Selecting Specific GPUs

# Use GPUs 0 and 1 only
CUDA_VISIBLE_DEVICES=0,1 python -m vllm.entrypoints.openai.api_server \
  --model Qwen/Qwen2.5-72B-Instruct \
  --tensor-parallel-size 2 \
  --port 8000

Pipeline Parallelism

Pipeline parallelism splits the model’s layers across GPUs — GPU 0 runs layers 0–20, GPU 1 runs layers 21–40, etc. Unlike tensor parallelism, GPUs process the model sequentially rather than in parallel.

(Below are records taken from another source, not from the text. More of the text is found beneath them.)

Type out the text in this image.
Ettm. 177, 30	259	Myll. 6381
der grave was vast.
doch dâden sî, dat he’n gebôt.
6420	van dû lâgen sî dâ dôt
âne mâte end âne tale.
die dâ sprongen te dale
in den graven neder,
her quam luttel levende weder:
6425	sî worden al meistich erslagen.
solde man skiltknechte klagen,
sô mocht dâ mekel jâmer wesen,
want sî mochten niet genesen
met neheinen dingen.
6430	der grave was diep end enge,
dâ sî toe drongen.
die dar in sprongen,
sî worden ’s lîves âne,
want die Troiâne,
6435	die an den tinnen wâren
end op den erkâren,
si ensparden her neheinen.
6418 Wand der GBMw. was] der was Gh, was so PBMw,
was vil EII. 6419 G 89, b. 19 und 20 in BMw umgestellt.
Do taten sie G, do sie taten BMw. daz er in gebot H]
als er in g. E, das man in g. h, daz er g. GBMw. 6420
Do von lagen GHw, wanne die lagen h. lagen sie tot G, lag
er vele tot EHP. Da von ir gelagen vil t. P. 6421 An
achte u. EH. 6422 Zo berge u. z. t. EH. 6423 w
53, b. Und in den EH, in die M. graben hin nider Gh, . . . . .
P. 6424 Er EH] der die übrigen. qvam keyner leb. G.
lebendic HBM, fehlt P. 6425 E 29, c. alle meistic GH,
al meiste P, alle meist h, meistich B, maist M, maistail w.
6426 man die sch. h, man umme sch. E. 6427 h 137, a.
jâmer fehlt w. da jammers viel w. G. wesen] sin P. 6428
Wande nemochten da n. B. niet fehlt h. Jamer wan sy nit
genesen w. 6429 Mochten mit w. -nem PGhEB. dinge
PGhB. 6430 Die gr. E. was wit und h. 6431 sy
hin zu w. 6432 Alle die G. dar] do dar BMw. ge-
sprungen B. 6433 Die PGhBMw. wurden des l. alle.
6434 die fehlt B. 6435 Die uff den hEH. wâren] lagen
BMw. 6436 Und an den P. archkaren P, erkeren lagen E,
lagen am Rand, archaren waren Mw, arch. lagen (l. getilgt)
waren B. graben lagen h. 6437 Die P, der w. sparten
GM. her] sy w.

When to use pipeline parallelism: - GPUs are connected via PCIe (not NVLink) — lower bandwidth, tensor parallelism suffers more - You have more GPUs than needed for tensor parallelism and want to increase batch size

# Tensor + pipeline parallelism combined
python -m vllm.entrypoints.openai.api_server \
  --model Qwen/Qwen2.5-72B-Instruct \
  --tensor-parallel-size 2 \
  --pipeline-parallel-size 2 \
  --port 8000
# Total GPUs used: 2 × 2 = 4

Multi-Machine with Ray

For models requiring more VRAM than a single machine can provide, Ray can be extended across multiple machines via the network.

Start Ray Cluster

On the head node:

ray start --head \
  --port 6379 \
  --num-gpus=$(nvidia-smi --list-gpus | wc -l)

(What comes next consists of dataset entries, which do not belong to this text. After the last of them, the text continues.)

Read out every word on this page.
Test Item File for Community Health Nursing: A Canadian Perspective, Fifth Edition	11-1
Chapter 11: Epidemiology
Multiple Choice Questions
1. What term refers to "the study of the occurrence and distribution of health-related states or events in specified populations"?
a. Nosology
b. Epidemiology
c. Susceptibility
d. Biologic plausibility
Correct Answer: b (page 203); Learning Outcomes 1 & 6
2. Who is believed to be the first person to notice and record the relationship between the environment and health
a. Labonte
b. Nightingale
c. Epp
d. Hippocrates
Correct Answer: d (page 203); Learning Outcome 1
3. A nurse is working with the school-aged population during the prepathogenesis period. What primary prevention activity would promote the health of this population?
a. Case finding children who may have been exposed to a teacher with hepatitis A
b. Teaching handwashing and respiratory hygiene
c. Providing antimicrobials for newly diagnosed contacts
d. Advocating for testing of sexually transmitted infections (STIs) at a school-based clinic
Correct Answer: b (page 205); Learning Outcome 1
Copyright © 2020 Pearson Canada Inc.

On each worker node (replace HEAD_IP with the head node’s IP):

ray start \
  --address=HEAD_IP:6379 \
  --num-gpus=$(nvidia-smi --list-gpus | wc -l)

Verify the cluster:

ray status
# Should show combined GPUs from all nodes

Run vLLM on the Cluster

From the head node:

python -m vllm.entrypoints.openai.api_server \
  --model Qwen/Qwen2.5-72B-Instruct \
  --tensor-parallel-size 8 \  # 8 GPUs across 2 machines with 4 each
  --host 0.0.0.0 \
  --port 8000

vLLM will distribute the work across all Ray workers automatically.

Network requirements for multi-machine Ray: The machines need fast, low-latency networking between them. NVLink or InfiniBand are ideal; 10Gbps Ethernet works for pipeline parallelism but will bottleneck tensor parallelism. 1Gbps Ethernet is not sufficient.

Infernet Config for Multi-GPU

The Infernet daemon doesn’t need to know about the multi-GPU setup — it just talks to vLLM’s API endpoint. The only change needed is in the vLLM startup command.

{
  "backend": "vllm",
  "vllm_host": "http://localhost:8000",
  "vllm_model": "Qwen/Qwen2.5-72B-Instruct",
  "vram_tier": ">=48gb"
}

Note the vram_tier. For multi-GPU setups, set this to the combined VRAM tier: - 2x 24GB → >=48gb - 4x 24GB → you can serve 72B FP16, set to >=48gb (there’s no dedicated 96GB+ tier)

Serving Multiple Models on Multiple GPUs

If you have 4 GPUs and want to serve two different 14B models simultaneously (2 GPUs each):

# Model 1 on GPUs 0 and 1
CUDA_VISIBLE_DEVICES=0,1 python -m vllm.entrypoints.openai.api_server \
  --model Qwen/Qwen2.5-14B-Instruct \
  --tensor-parallel-size 2 \
  --port 8000 \
  --served-model-name qwen2.5:14b &

# Model 2 on GPUs 2 and 3
CUDA_VISIBLE_DEVICES=2,3 python -m vllm.entrypoints.openai.api_server \
  --model meta-llama/Llama-3.1-8B-Instruct \
  --tensor-parallel-size 2 \
  --port 8001 \
  --served-model-name llama3.1:8b &

Then configure Infernet to know about both:

{
  "backend": "vllm",
  "vllm_instances": [
    {"host": "http://localhost:8000", "model": "qwen2.5:14b"},
    {"host": "http://localhost:8001", "model": "llama3.1:8b"}
  ],
  "served_models": ["qwen2.5:14b", "llama3.1:8b"]
}

Performance Expectations

Throughput for Qwen2.5-72B on NVIDIA hardware:

Hardware Config Tokens/sec
1x H100 80GB Single GPU, FP16 45–60
2x A100 40GB TP=2, FP16 70–90
2x RTX 4090 TP=2, Q4 30–45
4x RTX 4090 TP=4, FP16 80–100
4x H100 80GB TP=4, FP16 150–200

These are approximate single-request throughputs. Concurrent requests increase total throughput thanks to continuous batching.